Oh, yes, I do understand and agree that God's presence is everywhere and a part of all life, private and public, but there is something special about a church community. For when Jesus promised his disciples that where two or three were gathered in his name, he would be in the midst of them, that is the truth! He meant just that. And I believe we experience Christ's presence most strongly when we gather in a place which is intentionally religious, where each of us expects to encounter Christ's strong presence in Word and in the Sacrament and in fellowship.
And when we choose to attend worship, it is important to "attend," to pay attention, to participate with all our heart and mind and soul, allowing God's love and presence to enter within our struggling hearts.
Listen, for example, to the comforting words you will hear in today's lessons:
"Behold, I create new heavens, a new Earth and former things (adversity) will not be remembered...Be glad and rejoice for no more shall be heard the sound of weeping and the cry of distress...A time shall come when the wolf and the lamb shall feed together...and we shall not hurt or destroy (each other) in all my Holy Land...Thus says the Lord!" (Isaiah)
And from Paul this exhortation to a community which struggled to see beyond themselves:
"Rejoice always, pray constantly and give thanks in all circumstances for this is the will of God."
Paul then goes on with some rather specific directions:
Do not quench your spirit...
Hold fast to what is good
Abstain from all evil
Respect each other and
Be at peace among yourselves.
Theologian James Christiansen puts it so well:
"The purpose of Christian worship is not to avoid pain and difficulty, but to help us live in such a way as to produce the character adequate to meet adversity head-on. Christianity does not make life easier; rather it tries to make us great enough to face life."
We'll speak some more about survival in suffering in the future. I'll close with a helpful image from the Old West.
Remember the old Conestoga Wagons which were the primary transport of Western deserts and mountains? I discovered recently that they had a unique feature--a built-in safety bar. It was a strong bar of steel which hung down from the back of the wagon and dragged the ground as it moved along.
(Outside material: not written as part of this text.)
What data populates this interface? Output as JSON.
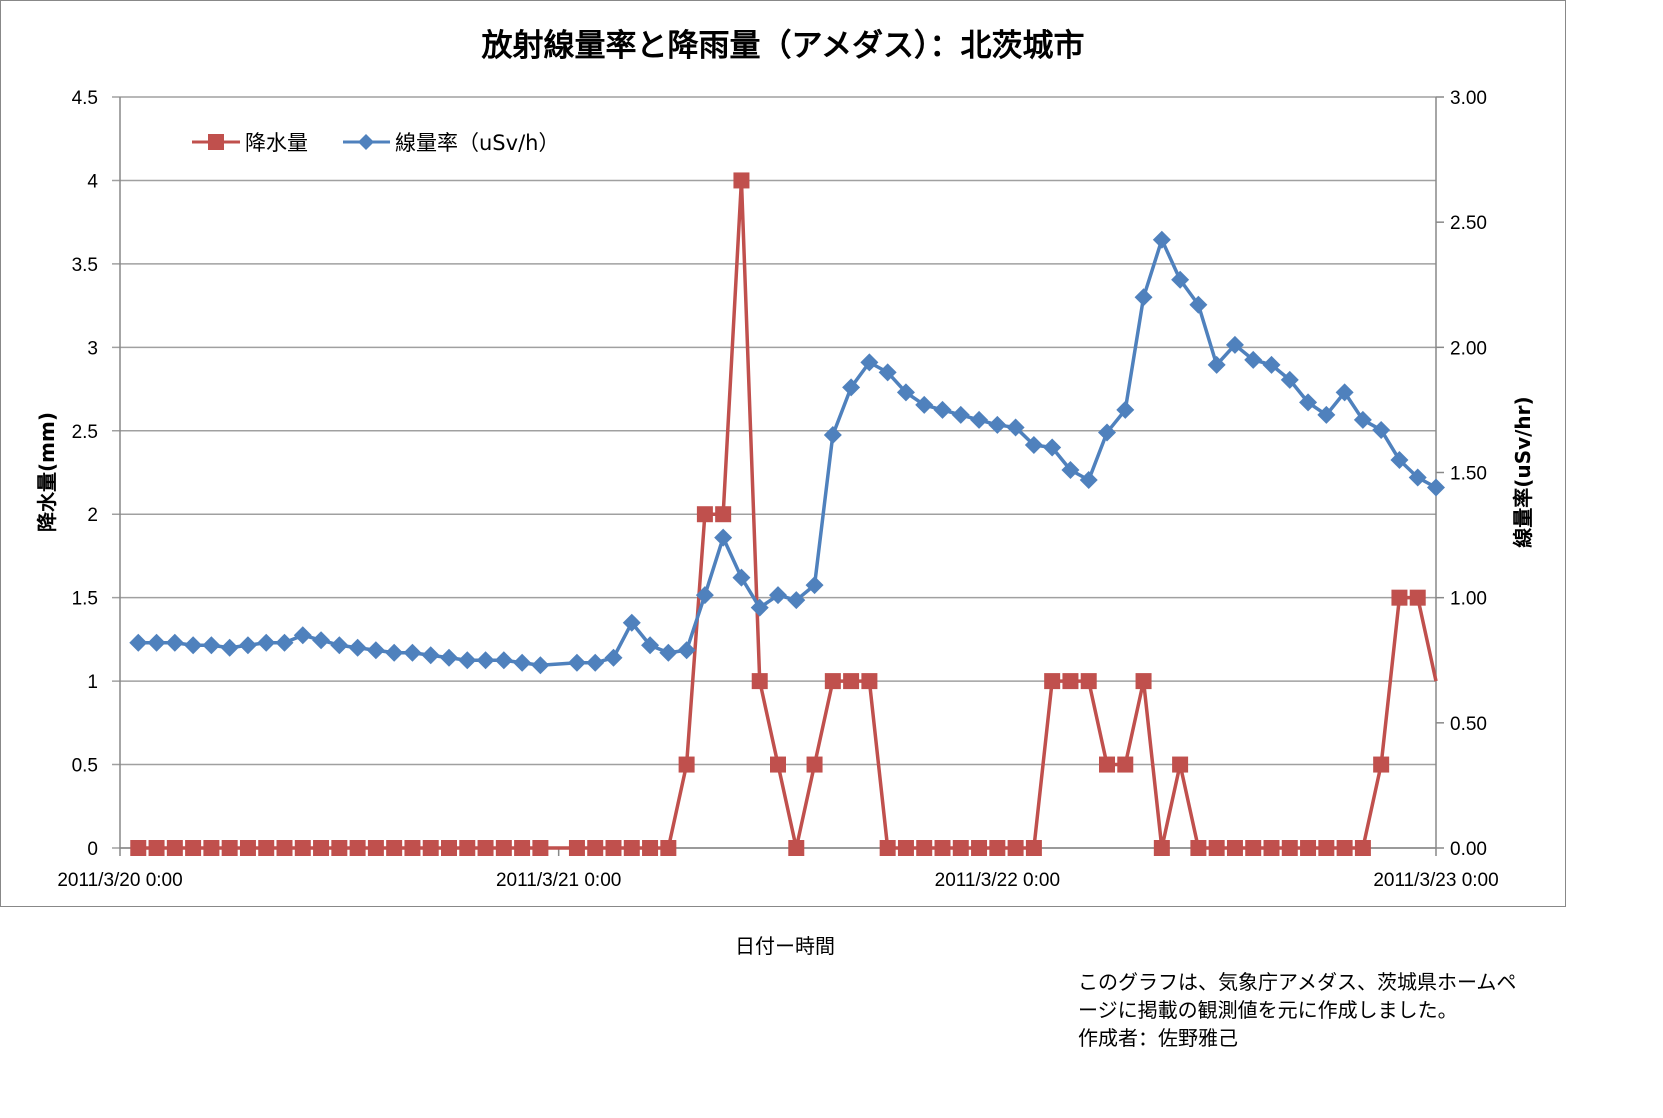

Often, when heavy wagons were pulled up steep hills, they would begin to slip backwards. At this point the bar would dig into the ground, taking the weight off the wagon and preventing it from sliding back down the hill and crashing. With the safety bar in place, the wagonlaod could be lightened until the horses could regain their footing and continue up the hill.
And so it is for us. In worship we have a built-in safety bar, a "mechanism" which will hold us when we slip and falter, giving us grace, the time and opportunity to unload our burdens and regain our footing so that we can get on with our lives. Amen.